À leur pied, les racines ont commencé à prendre la poussière. Le mercure, qui frôle les 40 °C en cette matinée d’été, accélère leur décomposition. Pour le reste, il y a ces énormes machines, qui transforment les arbres en montagnes de copeaux de bois. "C’est un choc si brutal", souffle l’agriculteur, résigné devant ce spectacle macabre. Il est en charge de la gestion de l’eau de la méga-propriété de Woolf Farms, un domaine de plus de 8 000 hectares autour du petit bourg de Huron. C’est la première fois que l’exploitation doit arracher autant d’arbres avant qu’ils n’arrivent en fin de vie.

D’une irrigation au compte-gouttes aux capteurs dernier cri installés à travers la propriété au sol craquelé, tout a été pensé pour optimiser l’utilisation de l’or bleu. Mais les amandiers ont très soif – dans une vallée qui manque cruellement d’eau. Après plusieurs années de très faibles précipitations et un hiver particulièrement sec, les autorités de Californie ont fermé le robinet au monde agricole. En avril, après une série de calculs, il a fallu se rendre à l’évidence : "Il n’y avait pas assez d’eau sur le marché" pour garder tous les amandiers en vie, raconte Daniel Hartwig.

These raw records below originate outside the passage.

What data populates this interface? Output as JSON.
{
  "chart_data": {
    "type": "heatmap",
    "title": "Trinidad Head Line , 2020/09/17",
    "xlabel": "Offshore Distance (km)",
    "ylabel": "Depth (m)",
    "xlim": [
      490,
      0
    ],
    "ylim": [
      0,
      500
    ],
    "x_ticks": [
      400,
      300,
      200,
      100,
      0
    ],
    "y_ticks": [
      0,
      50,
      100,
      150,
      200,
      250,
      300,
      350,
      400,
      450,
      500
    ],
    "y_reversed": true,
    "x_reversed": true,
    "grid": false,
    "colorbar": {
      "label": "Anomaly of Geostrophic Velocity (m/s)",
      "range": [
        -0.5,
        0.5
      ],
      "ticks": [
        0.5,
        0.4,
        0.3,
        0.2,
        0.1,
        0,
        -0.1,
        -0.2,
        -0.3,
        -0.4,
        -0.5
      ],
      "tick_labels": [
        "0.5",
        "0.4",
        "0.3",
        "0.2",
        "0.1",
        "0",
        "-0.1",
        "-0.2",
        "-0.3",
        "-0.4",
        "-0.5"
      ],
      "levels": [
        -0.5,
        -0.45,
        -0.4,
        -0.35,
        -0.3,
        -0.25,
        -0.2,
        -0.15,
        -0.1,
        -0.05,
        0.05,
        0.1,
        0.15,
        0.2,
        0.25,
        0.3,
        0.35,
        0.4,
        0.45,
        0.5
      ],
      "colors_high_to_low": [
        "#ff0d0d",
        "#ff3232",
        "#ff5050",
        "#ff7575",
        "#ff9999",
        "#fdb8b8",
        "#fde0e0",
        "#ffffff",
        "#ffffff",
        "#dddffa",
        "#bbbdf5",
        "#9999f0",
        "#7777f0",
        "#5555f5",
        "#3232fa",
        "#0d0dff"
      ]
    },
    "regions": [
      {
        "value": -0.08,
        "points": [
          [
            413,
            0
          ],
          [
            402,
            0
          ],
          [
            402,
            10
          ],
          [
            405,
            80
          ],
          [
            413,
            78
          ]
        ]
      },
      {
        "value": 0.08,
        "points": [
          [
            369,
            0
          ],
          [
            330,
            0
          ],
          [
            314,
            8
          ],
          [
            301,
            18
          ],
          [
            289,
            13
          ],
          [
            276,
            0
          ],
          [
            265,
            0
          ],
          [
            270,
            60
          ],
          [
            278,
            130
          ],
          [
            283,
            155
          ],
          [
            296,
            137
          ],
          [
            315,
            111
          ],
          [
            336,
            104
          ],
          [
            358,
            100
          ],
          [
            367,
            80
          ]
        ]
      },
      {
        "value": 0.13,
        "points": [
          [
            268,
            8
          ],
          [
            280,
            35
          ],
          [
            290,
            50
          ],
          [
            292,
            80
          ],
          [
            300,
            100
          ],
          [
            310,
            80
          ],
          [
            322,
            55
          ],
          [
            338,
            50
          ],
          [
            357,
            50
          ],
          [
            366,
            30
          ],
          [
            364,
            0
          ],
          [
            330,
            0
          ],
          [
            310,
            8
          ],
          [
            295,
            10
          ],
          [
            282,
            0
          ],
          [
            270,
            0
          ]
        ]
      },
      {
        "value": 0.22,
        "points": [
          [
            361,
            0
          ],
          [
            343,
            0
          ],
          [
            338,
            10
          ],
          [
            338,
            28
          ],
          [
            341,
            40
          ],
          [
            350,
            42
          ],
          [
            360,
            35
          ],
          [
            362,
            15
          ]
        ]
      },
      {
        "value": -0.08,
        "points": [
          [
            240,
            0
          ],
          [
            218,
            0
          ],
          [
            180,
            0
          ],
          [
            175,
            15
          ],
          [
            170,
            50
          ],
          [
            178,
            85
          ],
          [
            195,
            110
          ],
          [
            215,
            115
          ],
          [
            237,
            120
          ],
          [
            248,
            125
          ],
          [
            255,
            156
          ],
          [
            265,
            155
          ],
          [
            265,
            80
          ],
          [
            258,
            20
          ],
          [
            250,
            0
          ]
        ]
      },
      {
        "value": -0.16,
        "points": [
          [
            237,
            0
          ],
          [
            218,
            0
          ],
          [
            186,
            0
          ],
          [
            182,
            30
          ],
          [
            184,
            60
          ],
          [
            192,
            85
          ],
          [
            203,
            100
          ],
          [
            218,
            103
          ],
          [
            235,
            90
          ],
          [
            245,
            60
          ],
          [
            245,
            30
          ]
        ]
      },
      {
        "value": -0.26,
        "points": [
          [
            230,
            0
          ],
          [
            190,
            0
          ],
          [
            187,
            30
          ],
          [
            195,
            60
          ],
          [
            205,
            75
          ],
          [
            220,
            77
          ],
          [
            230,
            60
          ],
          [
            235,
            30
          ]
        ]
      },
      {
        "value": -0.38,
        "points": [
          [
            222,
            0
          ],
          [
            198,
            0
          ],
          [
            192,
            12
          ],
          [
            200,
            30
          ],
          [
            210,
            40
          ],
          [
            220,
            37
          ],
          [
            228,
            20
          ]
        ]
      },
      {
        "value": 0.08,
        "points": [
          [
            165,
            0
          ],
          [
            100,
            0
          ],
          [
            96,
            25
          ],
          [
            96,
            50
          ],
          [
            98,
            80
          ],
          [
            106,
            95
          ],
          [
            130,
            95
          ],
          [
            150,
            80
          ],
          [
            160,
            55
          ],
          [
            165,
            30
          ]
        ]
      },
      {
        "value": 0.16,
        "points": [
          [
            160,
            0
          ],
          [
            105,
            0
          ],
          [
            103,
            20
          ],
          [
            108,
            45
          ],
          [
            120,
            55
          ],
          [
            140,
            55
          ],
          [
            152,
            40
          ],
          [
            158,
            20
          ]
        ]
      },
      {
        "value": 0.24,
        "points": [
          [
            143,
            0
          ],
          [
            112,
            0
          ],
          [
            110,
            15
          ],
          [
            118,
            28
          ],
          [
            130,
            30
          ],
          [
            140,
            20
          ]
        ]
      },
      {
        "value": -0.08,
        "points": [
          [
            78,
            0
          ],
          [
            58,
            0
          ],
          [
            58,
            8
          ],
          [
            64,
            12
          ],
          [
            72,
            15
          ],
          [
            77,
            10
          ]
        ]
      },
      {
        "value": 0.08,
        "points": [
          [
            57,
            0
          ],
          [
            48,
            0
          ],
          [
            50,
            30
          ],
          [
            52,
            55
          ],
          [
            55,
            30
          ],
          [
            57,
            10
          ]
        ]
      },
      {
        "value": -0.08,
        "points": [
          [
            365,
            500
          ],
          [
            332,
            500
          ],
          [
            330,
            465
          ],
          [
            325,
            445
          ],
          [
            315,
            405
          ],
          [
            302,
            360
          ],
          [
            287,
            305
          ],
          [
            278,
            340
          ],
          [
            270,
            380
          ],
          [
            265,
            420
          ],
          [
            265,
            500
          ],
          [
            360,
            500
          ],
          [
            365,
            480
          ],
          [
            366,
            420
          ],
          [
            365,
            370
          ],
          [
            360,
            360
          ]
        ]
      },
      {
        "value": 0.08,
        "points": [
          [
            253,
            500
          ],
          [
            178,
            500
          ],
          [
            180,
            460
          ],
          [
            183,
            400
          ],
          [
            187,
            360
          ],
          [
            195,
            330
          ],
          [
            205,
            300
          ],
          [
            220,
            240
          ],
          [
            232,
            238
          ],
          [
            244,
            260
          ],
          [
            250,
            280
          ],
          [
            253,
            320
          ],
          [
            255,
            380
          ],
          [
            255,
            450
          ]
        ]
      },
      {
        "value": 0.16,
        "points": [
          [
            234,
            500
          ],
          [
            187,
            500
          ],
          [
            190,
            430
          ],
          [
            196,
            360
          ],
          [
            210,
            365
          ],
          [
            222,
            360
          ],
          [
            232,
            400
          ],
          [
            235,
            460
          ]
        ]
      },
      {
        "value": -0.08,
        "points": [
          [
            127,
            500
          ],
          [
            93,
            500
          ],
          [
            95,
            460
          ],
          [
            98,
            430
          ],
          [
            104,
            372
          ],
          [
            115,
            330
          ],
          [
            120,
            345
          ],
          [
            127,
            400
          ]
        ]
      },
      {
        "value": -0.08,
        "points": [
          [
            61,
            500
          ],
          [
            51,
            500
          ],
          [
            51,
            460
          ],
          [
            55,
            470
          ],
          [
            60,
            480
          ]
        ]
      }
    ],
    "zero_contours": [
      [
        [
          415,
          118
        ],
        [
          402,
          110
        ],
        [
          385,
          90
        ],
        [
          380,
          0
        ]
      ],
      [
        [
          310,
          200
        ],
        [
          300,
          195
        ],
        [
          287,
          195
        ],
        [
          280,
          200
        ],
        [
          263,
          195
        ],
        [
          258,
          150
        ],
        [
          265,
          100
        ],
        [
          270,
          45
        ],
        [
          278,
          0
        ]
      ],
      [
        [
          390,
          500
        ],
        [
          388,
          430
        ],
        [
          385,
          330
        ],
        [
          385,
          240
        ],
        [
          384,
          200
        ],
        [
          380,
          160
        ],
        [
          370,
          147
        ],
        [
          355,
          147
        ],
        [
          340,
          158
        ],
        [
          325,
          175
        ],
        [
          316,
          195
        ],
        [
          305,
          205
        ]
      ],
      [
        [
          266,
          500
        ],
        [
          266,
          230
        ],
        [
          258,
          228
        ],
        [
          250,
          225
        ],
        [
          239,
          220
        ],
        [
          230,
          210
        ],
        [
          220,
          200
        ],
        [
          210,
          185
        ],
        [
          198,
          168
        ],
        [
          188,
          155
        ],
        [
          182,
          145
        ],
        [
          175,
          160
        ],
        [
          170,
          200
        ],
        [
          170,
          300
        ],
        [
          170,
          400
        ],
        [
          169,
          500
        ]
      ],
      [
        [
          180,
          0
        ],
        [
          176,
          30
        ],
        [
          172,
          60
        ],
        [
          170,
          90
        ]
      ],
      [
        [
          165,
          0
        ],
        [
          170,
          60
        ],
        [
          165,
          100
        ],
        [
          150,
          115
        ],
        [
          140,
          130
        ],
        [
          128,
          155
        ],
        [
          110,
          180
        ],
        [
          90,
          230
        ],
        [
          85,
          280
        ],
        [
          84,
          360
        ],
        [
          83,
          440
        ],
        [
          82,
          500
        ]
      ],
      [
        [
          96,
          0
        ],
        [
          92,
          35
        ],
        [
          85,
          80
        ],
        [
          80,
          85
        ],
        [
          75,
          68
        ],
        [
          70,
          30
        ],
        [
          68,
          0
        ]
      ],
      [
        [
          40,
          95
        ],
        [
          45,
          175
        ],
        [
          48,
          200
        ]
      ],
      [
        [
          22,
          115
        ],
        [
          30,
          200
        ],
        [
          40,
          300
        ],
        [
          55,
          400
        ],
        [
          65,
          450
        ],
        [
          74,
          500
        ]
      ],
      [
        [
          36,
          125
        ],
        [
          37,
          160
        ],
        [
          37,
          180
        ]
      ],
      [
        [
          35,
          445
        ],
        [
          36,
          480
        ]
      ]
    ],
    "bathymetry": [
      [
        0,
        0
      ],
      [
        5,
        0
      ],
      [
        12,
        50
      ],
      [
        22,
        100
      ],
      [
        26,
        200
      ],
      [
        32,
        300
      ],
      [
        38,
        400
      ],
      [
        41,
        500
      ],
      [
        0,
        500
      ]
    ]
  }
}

Un ballet de pelleteuses a donc déraciné 150 hectares de ces arbustes, sacrifiés pour assurer la survie des autres. "C’est très douloureux", déplore le cultivateur. Et pour cause, le marché californien pèse près de 6 milliards de dollars par an. Poussé par la demande de substituts aux produits animaliers, comme le lait d’amande, il a doublé en quinze ans, d’après Daniel Hartwig.

La Californie produit 80 % de ces fruits à coque consommés à travers le monde et les amandes de Woolf Farms voyagent aussi loin qu’en Inde ou en Australie… Sans eau, cette ère est-elle révolue ? "C’est une fierté de pouvoir nourrir le monde depuis ici", affirme l’agriculteur devant le champ qui n’est plus. "Mais si nous n’avons pas les moyens de le faire, d’où viendra cette nourriture ?", interroge-t-il.

Les mains enfoncées dans les poches de son jean, il grommelle : "Il y a cette idée reçue selon laquelle les agriculteurs sont là pour gaspiller de l’eau. On nous fait passer pour les méchants", fustige-t-il. Pour irriguer les cultures qu’ils ont réussi à préserver, Woolf Farms pompe de l’eau à plusieurs centaines de mètres sous terre.

En roulant à travers la propriété qui s’étend à perte de vue, Daniel Hartwig pointe une série de champs en jachère. "Presque tout ça aurait été cultivable", assure le fermier au sujet des plants de coton, tomates et blé qui ont fait les frais de la sécheresse. "Maintenant, ce n’est plus qu’un ramassis de récoltes." Il soupire : "On a fait tout ce qu’on a pu."